[RFC PATCH v3 00/12] Integrity Policy Enforcement LSM (IPE)
Deven Bowers
deven.desai at linux.microsoft.com
Mon May 11 18:03:31 UTC 2020
On 5/10/2020 2:28 AM, Mickaël Salaün wrote:
[...snip]
>>
>> Additionally, rules are evaluated top-to-bottom. As a result, any
>> revocation rules, or denies should be placed early in the file to ensure
>> that these rules are evaluated before a rule with "action=ALLOW" is hit.
>>
>> IPE policy is designed to be forward compatible and backwards compatible,
>> thus any failure to parse a rule will result in the line being ignored,
>> and a warning being emitted. If backwards compatibility is not required,
>> the kernel commandline parameter and sysctl, ipe.strict_parse can be
>> enabled, which will cause these warnings to be fatal.
>
> Ignoring unknown command may lead to inconsistent beaviors. To achieve
> forward compatibility, I think it would be better to never ignore
> unknown rule but to give a way to userspace to known what is the current
> kernel ABI. This could be done with a securityfs file listing the
> current policy grammar.
>
That's a fair point. From a manual perspective, I think this is fine.

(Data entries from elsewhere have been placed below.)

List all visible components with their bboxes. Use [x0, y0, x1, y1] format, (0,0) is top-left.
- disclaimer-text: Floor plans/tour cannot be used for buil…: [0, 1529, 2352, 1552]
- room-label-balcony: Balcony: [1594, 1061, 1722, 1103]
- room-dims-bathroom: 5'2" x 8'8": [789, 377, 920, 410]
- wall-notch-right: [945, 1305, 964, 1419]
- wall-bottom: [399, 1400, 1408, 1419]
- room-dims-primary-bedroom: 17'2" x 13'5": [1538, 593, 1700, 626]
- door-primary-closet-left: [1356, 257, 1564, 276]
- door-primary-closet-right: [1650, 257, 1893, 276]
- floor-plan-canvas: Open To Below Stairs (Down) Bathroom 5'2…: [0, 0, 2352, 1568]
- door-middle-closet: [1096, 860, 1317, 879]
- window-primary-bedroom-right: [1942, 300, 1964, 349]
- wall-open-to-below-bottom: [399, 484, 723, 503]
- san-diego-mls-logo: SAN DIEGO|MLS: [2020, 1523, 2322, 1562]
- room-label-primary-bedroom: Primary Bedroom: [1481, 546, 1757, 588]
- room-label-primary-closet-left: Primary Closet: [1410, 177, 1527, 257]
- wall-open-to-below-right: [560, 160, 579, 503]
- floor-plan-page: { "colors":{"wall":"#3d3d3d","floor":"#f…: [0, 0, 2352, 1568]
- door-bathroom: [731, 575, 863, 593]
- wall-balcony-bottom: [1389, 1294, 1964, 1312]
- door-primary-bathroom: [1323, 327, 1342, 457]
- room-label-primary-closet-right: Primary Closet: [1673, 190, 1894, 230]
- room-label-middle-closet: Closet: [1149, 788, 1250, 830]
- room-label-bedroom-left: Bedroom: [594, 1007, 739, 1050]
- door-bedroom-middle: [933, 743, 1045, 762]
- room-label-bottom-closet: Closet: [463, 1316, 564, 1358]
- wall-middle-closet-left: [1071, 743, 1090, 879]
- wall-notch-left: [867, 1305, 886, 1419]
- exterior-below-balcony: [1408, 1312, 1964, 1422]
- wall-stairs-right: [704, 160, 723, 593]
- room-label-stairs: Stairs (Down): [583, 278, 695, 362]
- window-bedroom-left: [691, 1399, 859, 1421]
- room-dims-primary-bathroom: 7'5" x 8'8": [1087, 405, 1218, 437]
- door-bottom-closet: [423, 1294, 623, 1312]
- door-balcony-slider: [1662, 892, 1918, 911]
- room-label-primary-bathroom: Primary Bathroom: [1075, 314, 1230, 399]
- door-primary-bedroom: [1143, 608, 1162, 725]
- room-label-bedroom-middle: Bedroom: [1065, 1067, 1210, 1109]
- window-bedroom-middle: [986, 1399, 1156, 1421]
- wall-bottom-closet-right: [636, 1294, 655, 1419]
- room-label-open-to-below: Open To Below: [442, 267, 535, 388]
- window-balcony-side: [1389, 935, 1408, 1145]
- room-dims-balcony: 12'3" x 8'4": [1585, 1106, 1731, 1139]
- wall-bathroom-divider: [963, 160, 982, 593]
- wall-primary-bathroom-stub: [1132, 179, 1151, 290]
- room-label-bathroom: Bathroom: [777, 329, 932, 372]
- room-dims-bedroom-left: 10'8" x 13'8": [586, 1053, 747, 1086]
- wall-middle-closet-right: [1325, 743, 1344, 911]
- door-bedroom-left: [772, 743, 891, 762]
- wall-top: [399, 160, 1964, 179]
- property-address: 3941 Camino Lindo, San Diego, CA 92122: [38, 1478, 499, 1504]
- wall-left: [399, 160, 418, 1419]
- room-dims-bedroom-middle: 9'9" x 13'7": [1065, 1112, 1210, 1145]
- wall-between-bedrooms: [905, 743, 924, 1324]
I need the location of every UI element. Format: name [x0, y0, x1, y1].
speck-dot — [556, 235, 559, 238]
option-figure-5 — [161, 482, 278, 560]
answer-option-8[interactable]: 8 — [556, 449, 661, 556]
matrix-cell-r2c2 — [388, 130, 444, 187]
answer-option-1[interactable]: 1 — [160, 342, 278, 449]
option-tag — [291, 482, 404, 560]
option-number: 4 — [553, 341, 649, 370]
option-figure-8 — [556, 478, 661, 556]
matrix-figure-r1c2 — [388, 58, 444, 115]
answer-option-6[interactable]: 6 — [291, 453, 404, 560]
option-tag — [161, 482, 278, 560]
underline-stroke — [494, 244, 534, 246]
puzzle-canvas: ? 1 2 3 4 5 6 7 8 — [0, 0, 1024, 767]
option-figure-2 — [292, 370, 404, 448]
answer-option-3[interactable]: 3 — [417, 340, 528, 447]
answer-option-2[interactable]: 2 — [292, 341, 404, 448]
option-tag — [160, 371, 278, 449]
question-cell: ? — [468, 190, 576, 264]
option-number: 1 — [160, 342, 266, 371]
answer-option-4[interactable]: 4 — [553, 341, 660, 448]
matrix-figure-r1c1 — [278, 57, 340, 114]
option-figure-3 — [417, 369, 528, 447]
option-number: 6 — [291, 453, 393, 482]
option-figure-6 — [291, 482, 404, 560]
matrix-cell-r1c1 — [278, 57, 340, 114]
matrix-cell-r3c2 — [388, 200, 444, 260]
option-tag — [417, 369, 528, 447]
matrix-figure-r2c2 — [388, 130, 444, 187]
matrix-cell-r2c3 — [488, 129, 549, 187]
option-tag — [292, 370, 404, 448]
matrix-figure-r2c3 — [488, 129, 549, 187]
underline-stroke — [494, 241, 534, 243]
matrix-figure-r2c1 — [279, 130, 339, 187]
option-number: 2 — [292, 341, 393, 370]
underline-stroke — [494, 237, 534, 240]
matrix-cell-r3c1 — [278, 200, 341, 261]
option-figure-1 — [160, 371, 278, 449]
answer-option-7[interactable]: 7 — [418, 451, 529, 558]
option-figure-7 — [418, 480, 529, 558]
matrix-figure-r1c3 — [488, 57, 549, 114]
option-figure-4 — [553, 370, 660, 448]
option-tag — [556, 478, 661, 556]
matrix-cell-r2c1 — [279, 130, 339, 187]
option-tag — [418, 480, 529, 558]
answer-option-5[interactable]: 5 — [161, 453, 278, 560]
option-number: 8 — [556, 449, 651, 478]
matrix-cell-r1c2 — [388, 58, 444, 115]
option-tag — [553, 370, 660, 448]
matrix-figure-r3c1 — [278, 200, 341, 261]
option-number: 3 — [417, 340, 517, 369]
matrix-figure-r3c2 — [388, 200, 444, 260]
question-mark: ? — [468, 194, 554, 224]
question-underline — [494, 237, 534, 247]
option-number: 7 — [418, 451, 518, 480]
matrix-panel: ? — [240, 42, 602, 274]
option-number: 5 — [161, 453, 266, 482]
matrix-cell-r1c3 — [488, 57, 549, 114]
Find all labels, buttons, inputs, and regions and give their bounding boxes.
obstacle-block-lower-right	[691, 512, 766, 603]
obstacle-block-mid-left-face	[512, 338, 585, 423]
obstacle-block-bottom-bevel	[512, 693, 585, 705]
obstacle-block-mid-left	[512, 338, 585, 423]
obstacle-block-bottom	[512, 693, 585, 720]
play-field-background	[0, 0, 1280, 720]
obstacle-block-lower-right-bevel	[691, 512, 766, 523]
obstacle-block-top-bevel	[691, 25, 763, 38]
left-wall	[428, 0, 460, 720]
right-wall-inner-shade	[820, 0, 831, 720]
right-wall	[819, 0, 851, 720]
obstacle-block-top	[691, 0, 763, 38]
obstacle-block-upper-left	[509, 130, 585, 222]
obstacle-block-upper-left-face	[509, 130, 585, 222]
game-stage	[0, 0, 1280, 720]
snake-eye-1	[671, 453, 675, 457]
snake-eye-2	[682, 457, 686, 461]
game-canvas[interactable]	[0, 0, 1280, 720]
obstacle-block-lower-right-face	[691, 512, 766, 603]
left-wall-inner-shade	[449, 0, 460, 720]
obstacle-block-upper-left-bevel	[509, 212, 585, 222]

A human-user can interpret a grammar successfully on their own when new
syntax is introduced.
From a producing API perspective, I'd have to think about it a bit
more. Ideally, the grammar would be structured in such a way that the
userland
interpreter of this grammar would not have to be updated once new syntax
is introduced, avoiding the need to update the userland binary. To do so
generically ("op=%s") is easy, but doesn't necessarily convey sufficient
information (what happens when a new "op" token is introduced?). I think
this may come down to regular expression representations of valid values
for these tokens, which worries me as regular expressions are incredibly
error-prone[1].
I'll see what I can come up with regarding this.